Avez-vous le sentiment que les choses évoluent dans les espaces festifs ? Ou est-on encore loin du compte, voire y a-t-il un recul ?
Lyre : Oui, les choses évoluent sur certains aspects et heureusement. Après, c’est encore difficile. Déjà rien qu’en posant un chill en non–mixité, il faut voir le nombre de personnes qui crient au scandale car 5m2 d’un champ ne sont pas accessibles aux hommes cis–het.
Certes, on commence à voir de plus en plus des personnes queers et des meufs mixer mais déjà c’est une galère pour obtenir une place sur une line up, et on attendra toujours de nous une performance de dingue, un sans faute, avec supplément random type qui vient derrière nos platines nous apprendre à mixer. Le genre de choses qui t’arrive pas quand t’es un homme cis–het. Il y a aussi encore des personnes qui se privent d’aller en teuf car leurs agresseurs y vont. Il y a encore trop de gens qui ont des réactions de merde quand on leur dit que quelqu’un est un agresseur et qui ne prennent pas la bonne position.
Après, il y a aussi de nombreuses choses qui donnent espoir. Aux 30 ans de T+, on avait mis en place un big infokiosque et j’ai été choquée d’à quel point les gens étaient grave intéressés. Quand on est là sur les teufs, il y a aussi plein de gens qui viennent nous dire des choses sympas, ça rebooste grave quand tu passes une journée en teuf à gérer des cas intenses et à expliquer à des mascu pourquoi le chill en non–mixité n’est pas pour eux.
Mais j’ai quand même l’impression qu’on tend vers du mieux, on est de plus en plus de gens ultra deter à ce que la teuf ne soit plus seulement un espace fait et mené par des hommes cis–het.

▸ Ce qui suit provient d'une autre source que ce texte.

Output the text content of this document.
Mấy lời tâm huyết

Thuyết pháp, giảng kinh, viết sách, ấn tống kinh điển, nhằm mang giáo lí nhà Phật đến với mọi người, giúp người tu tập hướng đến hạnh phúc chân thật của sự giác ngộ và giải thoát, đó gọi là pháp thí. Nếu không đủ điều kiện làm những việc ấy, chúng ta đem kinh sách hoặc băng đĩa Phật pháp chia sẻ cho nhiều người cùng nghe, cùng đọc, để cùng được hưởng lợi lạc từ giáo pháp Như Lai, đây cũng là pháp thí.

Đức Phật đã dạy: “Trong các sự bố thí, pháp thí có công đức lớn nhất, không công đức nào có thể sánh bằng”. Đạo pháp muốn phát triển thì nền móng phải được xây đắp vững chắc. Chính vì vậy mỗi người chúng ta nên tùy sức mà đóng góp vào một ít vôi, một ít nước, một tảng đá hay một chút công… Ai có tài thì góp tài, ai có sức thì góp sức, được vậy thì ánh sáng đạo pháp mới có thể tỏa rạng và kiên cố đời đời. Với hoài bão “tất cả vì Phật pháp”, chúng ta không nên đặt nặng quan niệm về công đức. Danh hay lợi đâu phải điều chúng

Stella : Malgré les mêmes comportements problématiques qu’on retrouve à chaque teuf et en vrai dans tous nos espaces militants et sociaux, je trouve qu’on assiste quand même à la mise en place de nouvelles dynamiques. Notamment la volonté de mettre fin à l’impunité des agresseureuses quand iels commettent des violences sur autrui. Ça n’est pas toujours fait de la façon qu’on espérait, mais c’est déjà quelque chose. La parole des victimes, les récits et les expériences de chacun·e prennent plus de place, se frayent un chemin pour se faire entendre. Ainsi, je ne pense pas qu’on puisse réellement parler de recul, mais du fait qu’on voit l’horreur de plus près. Alors, il s’agit plutôt de constater la place que prennent toutes ces choses dont on ne parlait pas avant, qu’on ne voyait pas réellement ou qu’on ne voulait pas voir.
Un autre point à soulever est celui du réflexe, il me semble, plus rapide et croissant, de certaines personnes à venir nous voir rapidement. Qu’il s’agisse d’un signalement de la présence sur site d’un·e agresseureuse, du récit d’un témoin de violence ou d’une victime d’agression(s). Cependant, les personnes formées aux questions des VSSG sont encore trop peu nombreuses. Il n’est plus question de relayer ces thématiques au second plan, il faut travailler ensemble et former les gens correctement à la prise en charge de ces violences omniprésentes.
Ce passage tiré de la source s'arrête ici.